Sunday, July 22, 2007

Not What I'd Call an Example, Shining or Otherwise, of Parental Self-Sacrifice

I remember liking Chitty Chitty Bang Bang. I remember liking the songs. So I queued up the children's classic on Netflix and Finn and I popped it into the DVD player this afternoon.

To refresh, Chitty Chitty Bang Bang (1968) recounts the story of an accident-prone inventor, his two children, and a confectionery heiress, named--I kid you not, consult your memory and if that fails, imdb.com--Truly Scrumptious.

(It was written by Ian Fleming and produced by Albert Broccoli--someone in that clan had a dubious or brilliant or brilliantly dubious gift for women's names.)

The movie opens with various clips from various grand prix, in France, Germany, etc. We then see that the once prize-winning car is relegated to obscurity, unless Mr. Potts, the inventor, can scrounge up 30 schillings to buy it. He tries to hock his candy whistles (toot sweets) to the local confectioner (Mr. Scrumptious), he tries to give automated haircuts at the carnival. Those end, in turn, with a dog stampede and a rather unfortunate bowl cut/reverse mohawk. Potts ends up crashing one of the carnival's bamboo musical numbers, taking center stage, and earning the money to buy the car. He spends hours, weeks, years?, refurbishing the car until he finally comes out of the lab/barn doors with Chitty Chitty Bang Bang. To celebrate, he takes the kids (Jemima and Jeremy? Ouch) and Ms. Scrumptious (who he ran off the road) on a picnic at the seaside. (They sing the titular song twice before they get there. Apparently, it's a long drive.) They eat, they swim, the kids vow their love to Truly, she truly reciprocates, and all that's left is for the two grown ups to get it together and get it on.

But they're interrupted when the kids spot a ship, that turns into a pirate ship, commanded by a baron. They want the car. A chase ensues.
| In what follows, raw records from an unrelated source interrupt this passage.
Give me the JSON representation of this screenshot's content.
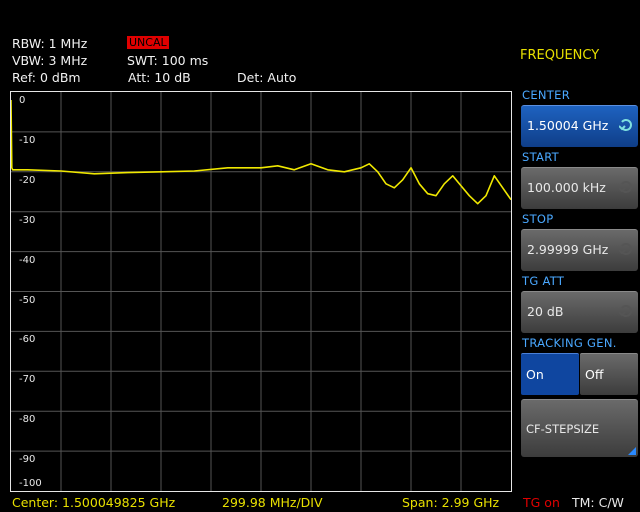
{
  "header": {
    "rbw": "RBW: 1 MHz",
    "vbw": "VBW: 3 MHz",
    "ref": "Ref: 0 dBm",
    "uncal": "UNCAL",
    "swt": "SWT: 100 ms",
    "att": "Att: 10 dB",
    "det": "Det: Auto"
  },
  "plot": {
    "y_labels": [
      "0",
      "-10",
      "-20",
      "-30",
      "-40",
      "-50",
      "-60",
      "-70",
      "-80",
      "-90",
      "-100"
    ],
    "trace_color": "#f0e800",
    "grid_color": "#555555"
  },
  "footer": {
    "center": "Center: 1.500049825 GHz",
    "div": "299.98 MHz/DIV",
    "span": "Span: 2.99 GHz",
    "tg": "TG on",
    "tm": "TM: C/W"
  },
  "menu": {
    "title": "FREQUENCY",
    "center_label": "CENTER",
    "center_value": "1.50004 GHz",
    "start_label": "START",
    "start_value": "100.000 kHz",
    "stop_label": "STOP",
    "stop_value": "2.99999 GHz",
    "tg_att_label": "TG ATT",
    "tg_att_value": "20 dB",
    "tracking_label": "TRACKING GEN.",
    "tracking_on": "On",
    "tracking_off": "Off",
    "stepsize_label": "CF-STEPSIZE"
  },
  "chart_data": {
    "type": "line",
    "xlabel": "",
    "ylabel": "",
    "xlim": [
      0.0001,
      2.99999
    ],
    "ylim": [
      -100,
      0
    ],
    "x_unit": "GHz",
    "y_unit": "dBm",
    "grid": true,
    "series": [
      {
        "x": [
          0.0001,
          0.005,
          0.01,
          0.1,
          0.3,
          0.5,
          0.7,
          0.9,
          1.1,
          1.3,
          1.5,
          1.6,
          1.7,
          1.8,
          1.9,
          2.0,
          2.1,
          2.15,
          2.2,
          2.25,
          2.3,
          2.35,
          2.4,
          2.45,
          2.5,
          2.55,
          2.6,
          2.65,
          2.7,
          2.75,
          2.8,
          2.85,
          2.9,
          2.95,
          2.99999
        ],
        "y": [
          -2,
          -19,
          -19.5,
          -19.5,
          -19.8,
          -20.5,
          -20.2,
          -20,
          -19.8,
          -19,
          -19,
          -18.5,
          -19.5,
          -18,
          -19.5,
          -20,
          -19,
          -18,
          -20,
          -23,
          -24,
          -22,
          -19,
          -23,
          -25.5,
          -26,
          -23,
          -21,
          -23.5,
          -26,
          -28,
          -26,
          -21,
          -24,
          -27
        ]
      }
    ]
  }
}
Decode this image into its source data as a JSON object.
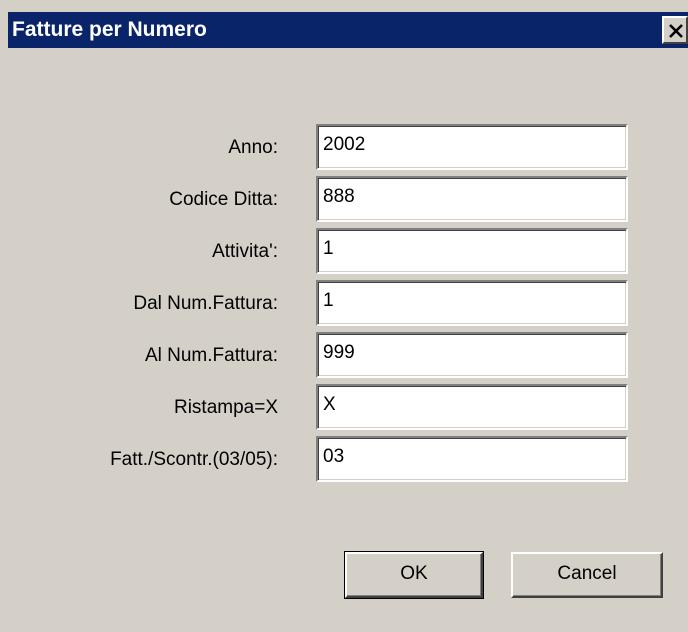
{
  "window": {
    "title": "Fatture per Numero",
    "close_label": "✕"
  },
  "form": {
    "fields": [
      {
        "label": "Anno:",
        "value": "2002"
      },
      {
        "label": "Codice Ditta:",
        "value": "888"
      },
      {
        "label": "Attivita':",
        "value": "1"
      },
      {
        "label": "Dal Num.Fattura:",
        "value": "1"
      },
      {
        "label": "Al Num.Fattura:",
        "value": "999"
      },
      {
        "label": "Ristampa=X",
        "value": "X"
      },
      {
        "label": "Fatt./Scontr.(03/05):",
        "value": "03"
      }
    ]
  },
  "buttons": {
    "ok_label": "OK",
    "cancel_label": "Cancel"
  },
  "colors": {
    "title_bar": "#0a246a",
    "face": "#d4d0c8",
    "title_text": "#ffffff"
  }
}
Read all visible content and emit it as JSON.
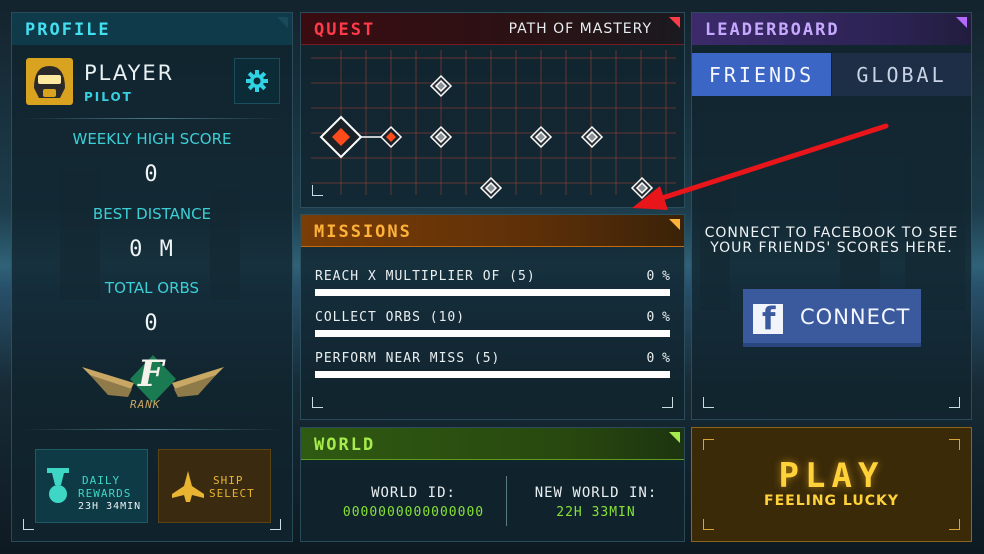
{
  "profile": {
    "title": "PROFILE",
    "player_name": "PLAYER",
    "player_rank": "PILOT",
    "settings_icon": "gear-icon",
    "stats": [
      {
        "label": "WEEKLY HIGH SCORE",
        "value": "0"
      },
      {
        "label": "BEST DISTANCE",
        "value": "0 M"
      },
      {
        "label": "TOTAL ORBS",
        "value": "0"
      }
    ],
    "rank_letter": "F",
    "rank_label": "RANK",
    "daily": {
      "line1": "DAILY",
      "line2": "REWARDS",
      "timer": "23H 34MIN"
    },
    "ship": {
      "line1": "SHIP",
      "line2": "SELECT"
    },
    "colors": {
      "accent": "#43e0f0"
    }
  },
  "quest": {
    "title": "QUEST",
    "subtitle": "PATH OF MASTERY",
    "colors": {
      "accent": "#ff3b4a",
      "active_node": "#ff4a1c"
    }
  },
  "missions": {
    "title": "MISSIONS",
    "items": [
      {
        "text": "REACH X MULTIPLIER OF (5)",
        "percent": "0 %",
        "progress": 0
      },
      {
        "text": "COLLECT ORBS (10)",
        "percent": "0 %",
        "progress": 0
      },
      {
        "text": "PERFORM NEAR MISS (5)",
        "percent": "0 %",
        "progress": 0
      }
    ],
    "colors": {
      "accent": "#ffb23a"
    }
  },
  "world": {
    "title": "WORLD",
    "id_label": "WORLD ID:",
    "id_value": "0000000000000000",
    "new_label": "NEW WORLD IN:",
    "new_value": "22H 33MIN",
    "colors": {
      "accent": "#a6ec4c"
    }
  },
  "leaderboard": {
    "title": "LEADERBOARD",
    "tabs": [
      {
        "label": "FRIENDS",
        "active": true
      },
      {
        "label": "GLOBAL",
        "active": false
      }
    ],
    "message_line1": "CONNECT TO FACEBOOK TO SEE",
    "message_line2": "YOUR FRIENDS' SCORES HERE.",
    "connect_label": "CONNECT",
    "connect_icon": "facebook-icon",
    "colors": {
      "accent": "#c7a8ff",
      "facebook": "#3b5a9e"
    }
  },
  "play": {
    "label": "PLAY",
    "sublabel": "FEELING LUCKY",
    "colors": {
      "accent": "#ffd23a"
    }
  }
}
The car turns into a hovercraft; the chase continues; the car and kids and Potts and Scrumptious get away after they croon through at least three conspicuously saccharine tunes; and two utterly conspicuous goons dressed as Hitlers disguised as Sherlock Holmeses go in search of the car to steal it for the aforementioned Napoleonic, and yet German, baron.

(Inhale. Exhale.) And that takes us through the first hour of the film. The first hour of a two and a half hour children's classic. That, my reader, takes us less than half way.

Needless to say, when "entr'acte" appeared on screen and Finn told me the movie was over . . . well, I didn't correct him.